El resto de su colección la conforman panfletos, periódicos clandestinos, fanzines, pasquines revolucionarios y recordatorios de muertos. Un botín impreso que ha ido nutriendo a lo largo de toda una vida dedicada al oficio del libro. "Empecé a guardar por curiosidad y ya no pude dejarlo, es otra forma de hacer historia", confiesa Serrano mientras esparce sobre la mesa algunos de sus hallazgos más preciados.
La cosecha de la escritora Alejandra Díaz-Ortiz y sus compañeros, al frente de la pequeña librería de "segundo uso" latrescatorce, situada en el barrio madrileño de Chamberí, es quizá algo más reciente que la de Serrano. En sus carpetas –ellos también lo guardan casi todo– encontramos fotos ochenteras con cardados imposibles, postales de Lydia Lunch, intempestivas declaraciones de amor en posavasos y fotos de algún que otro culo.
"Me gustaría poder detenerme más en cada libro y sus recuerdos, pero lamentablemente el ritmo diario y la labor en una librería no siempre lo permiten", explica Alejandra. Resulta complicado, en todo caso, no sentir cierta nostalgia ante ese batiburrillo de postales, recetas, nóminas, facturas y retratos que en latrescatorce han ido almacenando a lo largo de los dos años y medio que tiene el establecimiento.

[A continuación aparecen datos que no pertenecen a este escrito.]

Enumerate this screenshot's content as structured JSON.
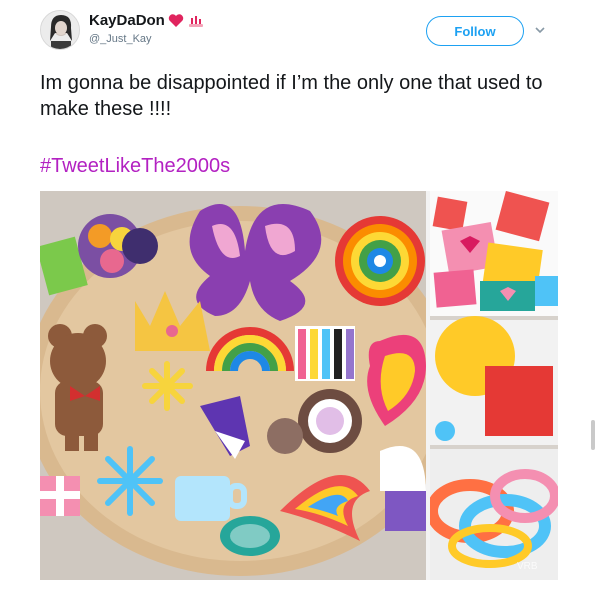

Decía Perec en Especies de espacios que “escribir es tratar de retener algo meticulosamente, de conseguir que algo sobreviva: arrancar unas migajas precisas del vacío que se excava continuamente, dejar en alguna parte un surco, un rastro, una marca o algunos signos”. Observar estos yacimientos completa la escritura, añade vida y significado a la lectura, nos brinda un tozo (físico) de ese vacío que es el paso del tiempo.